Not Enough or Too Much Light
This goes for both perennial and indoor house plants. If a perennial plant requires full to partial sun, you’ll need to make sure you plant it in an area that gets 5-6+ hours of direct sunlight per day during your growing season.
Many houseplants that require bright, indirect light will need to be in areas within 4-5 feet of an east or west-facing window or 3-5 feet from a south or southwest-facing window.
If your plant isn’t getting enough light, you’ll notice the following things:
- No plant growth
- Weak plant stems with plants falling over
- Lower leaves are yellow or white and fall off easily
- Long spaces between leaves
- Flowering plants don’t bloom
- Leaves may be brown and wilted at the top
Getting too much light? You’ll see:
- Burnt leaves
- Plants wilt during the middle of the day
Here’s how to get enough light: just follow the instructions :). It’s tough not being able to get the plant you want due to a lack of light or too much light, but light is so essential to plant survival that you just can’t ignore it.
Below are some useful collections where we've done the work of finding the best plants for certain lighting conditions.
Both perennial and house plants need constant sources of nutrition to grow their foliage and produce flowers and that starts with the soil. If you think your plant doesn’t have the right nutrients, it is likely because either the ground soil or potting soil is running out of nutrients to supply the plants.
Here’s how to tell if your plant isn’t getting enough Nitrogen, Phosphorus or Potassium (key nutrients for all plants):
- Yellowing of older leaves from interior to exterior
- Yellowing leaves starting from the bottom of the plant
Phosphorus (typically hardest to identify)
- Purple leaves
- Brown scorching of leaves
- Yellowing between leaf veins
- Stunted flower, seed and fruit growth
We always recommend you fold in compost or humus into your garden soil when planting perennial and garden plants in order to add structure to your soil and provide your plant with a slow release of essential nitrogen, phosphorus and potassium nutrients that will ensure your plant thrives in all conditions.
Compost also ensures water will be retained to feed your roots if you have a sand-based soil and ensures water drainage if you have a clay-based soil.
House plants are slightly easier to ensure good soil by doing two things: starting off with potting soil that is specifically made for indoor plants and repotting every 6 months.
To choose the right potting soil for your indoor plant, you’ll want to pot with soil utilizing coconut coir instead of compost bark to keep gnats and other pests away from your plant.
Repotting is also essential, as soil mixtures only hold nutrients for 6 months tops.

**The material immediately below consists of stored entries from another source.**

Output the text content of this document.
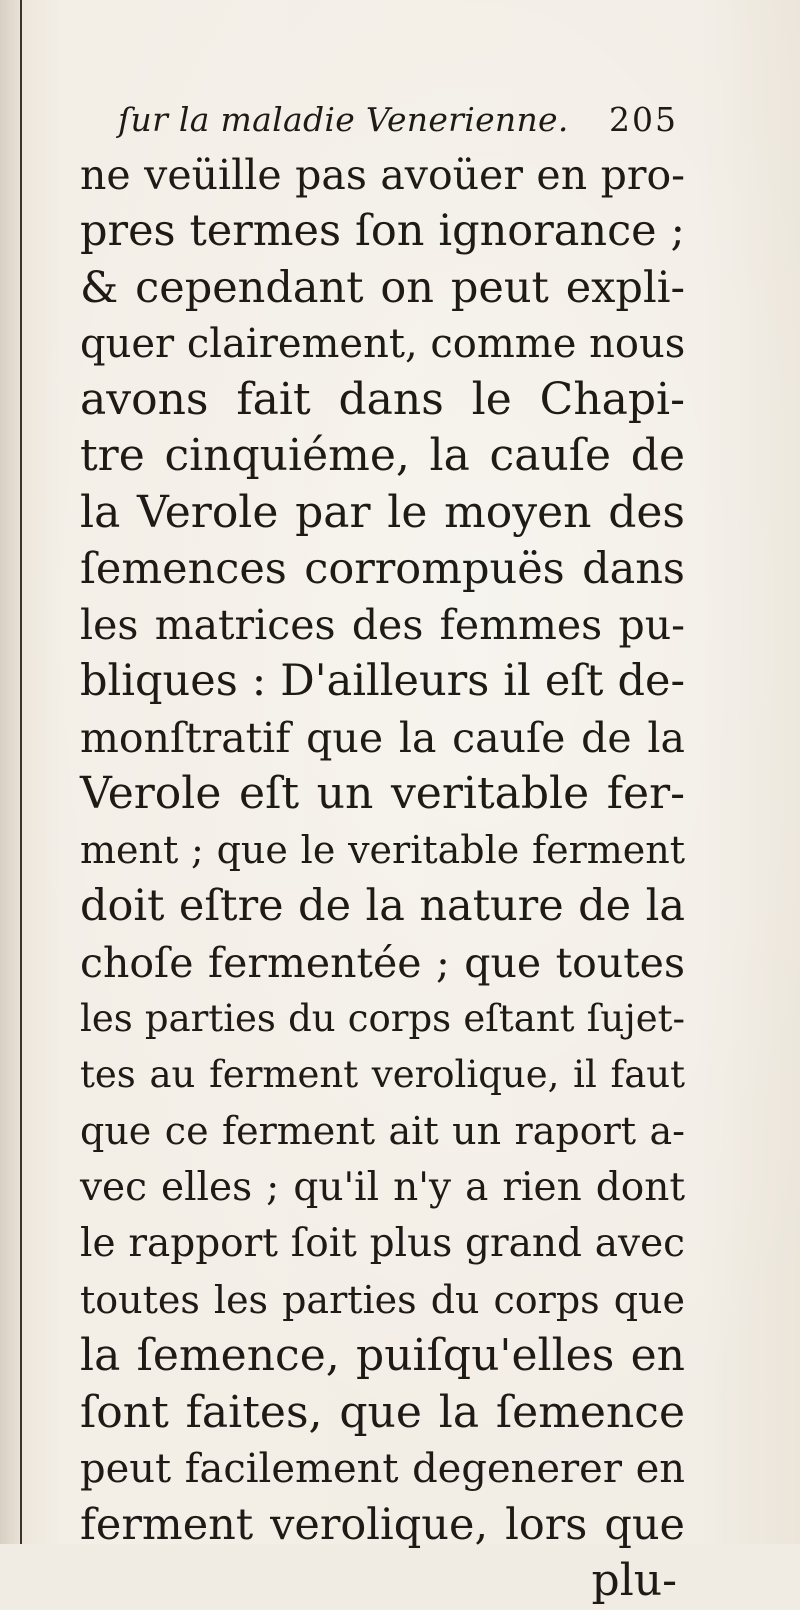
ſur la maladie Venerienne. 205
ne veüille pas avoüer en pro-
pres termes ſon ignorance ;
& cependant on peut expli-
quer clairement, comme nous
avons fait dans le Chapi-
tre cinquiéme, la cauſe de
la Verole par le moyen des
ſemences corrompuës dans
les matrices des femmes pu-
bliques : D'ailleurs il eſt de-
monſtratif que la cauſe de la
Verole eſt un veritable fer-
ment ; que le veritable ferment
doit eſtre de la nature de la
choſe fermentée ; que toutes
les parties du corps eſtant ſujet-
tes au ferment verolique, il faut
que ce ferment ait un raport a-
vec elles ; qu'il n'y a rien dont
le rapport ſoit plus grand avec
toutes les parties du corps que
la ſemence, puiſqu'elles en
ſont faites, que la ſemence
peut facilement degenerer en
ferment verolique, lors que
plu-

Here’s a good video tutorial on repotting your plants safely.
You’ll also want to occasionally provide water-soluable nutrients to your plants via Miracle Gro or a similar product.
For perennial plants, you'll want to fertilize in the early spring and in the summer once new foliage is at its peak and flowering begins to occur. That way you’ll have both an immediate source of nutrition and a sustained trickle of nutrients throughout the growing season.
For house plants, you'll want to fertilize with a balanced ratio fertilizer (equal or nearly equal parts Nitrogen, Phosphorous and Potassium) only about once per month. The absolute key, though, is to let your soil dry out for most house plants before you apply water-soluable fertilizer.
That’s it! If you can identify these mistakes in your gardening and take the steps we outlined, you’ll be better off than 99% of gardeners out there.